Das Arbeitsgericht Detmold folgte dieser Auffassung nicht und verurteilte die Arbeitgeberin zu Entgeltfortzahlung. Der wesentliche Gesichtspunkt für das Arbeitsgericht Detmold war, dass nach den Ausführungen des Robert-Koch-Instituts auf dessen Homepage am 07.06.2022 die COVID-19-Impfung eine Infektion mit dem Corona-Virus nicht zu 100 % verhindern könne, auch die Auffrischungsimpfung nur einen begrenzten Zeitraum gut vor der Infektion schütze und dass es gehäuft zu sogenannten Impfdurchbrüchen gekommen sei. Die Impfungen würden vor allem schwere Erkrankungen und Todesfälle verhindern. Das Gericht sah es daher nicht als nachgewiesen an, dass allein die Nichtvornahme der Impfung zu der Infektion und somit der Arbeitsunfähigkeit geführt hat. Auch mit Impfung hätte der Kläger erkranken können. Das Gericht konnte daher ein Verschulden des Klägers an seiner Erkrankung nicht feststellen.

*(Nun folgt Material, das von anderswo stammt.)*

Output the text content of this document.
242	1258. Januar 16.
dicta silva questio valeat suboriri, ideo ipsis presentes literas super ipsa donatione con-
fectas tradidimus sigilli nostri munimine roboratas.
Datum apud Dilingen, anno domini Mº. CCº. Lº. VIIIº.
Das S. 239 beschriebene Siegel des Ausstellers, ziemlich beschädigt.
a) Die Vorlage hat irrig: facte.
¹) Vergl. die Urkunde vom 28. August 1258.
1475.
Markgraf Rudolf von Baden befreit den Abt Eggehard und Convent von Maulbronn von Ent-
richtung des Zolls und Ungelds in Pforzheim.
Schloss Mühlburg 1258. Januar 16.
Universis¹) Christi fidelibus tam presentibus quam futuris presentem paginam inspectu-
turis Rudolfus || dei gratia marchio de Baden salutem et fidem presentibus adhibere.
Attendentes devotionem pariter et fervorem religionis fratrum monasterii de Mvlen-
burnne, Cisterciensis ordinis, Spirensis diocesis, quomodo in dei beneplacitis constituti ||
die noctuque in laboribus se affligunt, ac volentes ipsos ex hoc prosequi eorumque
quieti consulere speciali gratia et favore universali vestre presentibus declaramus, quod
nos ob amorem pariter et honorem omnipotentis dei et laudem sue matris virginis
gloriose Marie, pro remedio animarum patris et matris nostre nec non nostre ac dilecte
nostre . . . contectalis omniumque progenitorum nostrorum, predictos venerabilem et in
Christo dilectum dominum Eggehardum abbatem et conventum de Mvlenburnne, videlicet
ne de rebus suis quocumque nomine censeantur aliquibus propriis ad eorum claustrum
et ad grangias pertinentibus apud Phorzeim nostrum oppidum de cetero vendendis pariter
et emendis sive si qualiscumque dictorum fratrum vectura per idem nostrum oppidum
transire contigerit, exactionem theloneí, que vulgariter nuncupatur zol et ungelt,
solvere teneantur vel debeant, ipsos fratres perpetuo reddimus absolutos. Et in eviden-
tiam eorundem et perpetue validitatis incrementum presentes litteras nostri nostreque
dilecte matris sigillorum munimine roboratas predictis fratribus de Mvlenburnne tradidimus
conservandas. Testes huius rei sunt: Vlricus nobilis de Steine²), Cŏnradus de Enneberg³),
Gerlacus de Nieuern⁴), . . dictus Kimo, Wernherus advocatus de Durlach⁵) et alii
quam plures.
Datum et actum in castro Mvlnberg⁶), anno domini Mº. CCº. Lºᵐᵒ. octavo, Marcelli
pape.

Das Arbeitsgericht kritisierte aber auch: „Die Kammer verkennt hierbei nicht, dass die Impfung nicht allein dem eigenen Interesse am Erhalt der eigenen Gesundheit des Klägers dient, sondern daneben auch dem gesamtgesellschaftlichen Anliegen der Pandemiebekämpfung und dass der Kläger genau definierte Verhaltensempfehlungen der STIKO und des RKI im gesamtgesellschaftlichen Interesse missachtet hat. Es ist aber nicht Aufgabe des Gerichts, sondern Aufgabe des Gesetzgebers, tätig zu werden (…).“

Bewertung:
Das Gericht hat § 3 des Entgeltfortzahlungsgesetzes zutreffend ausgelegt.

Ich halte es ebenso wie das Gericht für zutreffend, dass ein gesamtgesellschaftliches Interesse daran besteht, dass möglichst viele Menschen sich gegen das Corona-Virus impfen lassen. Da in äußerst seltenen Fällen aber wohl auch Impfschäden eintreten können, muss man die die Entscheidung dem Gewissen des Einzelnen überlassen.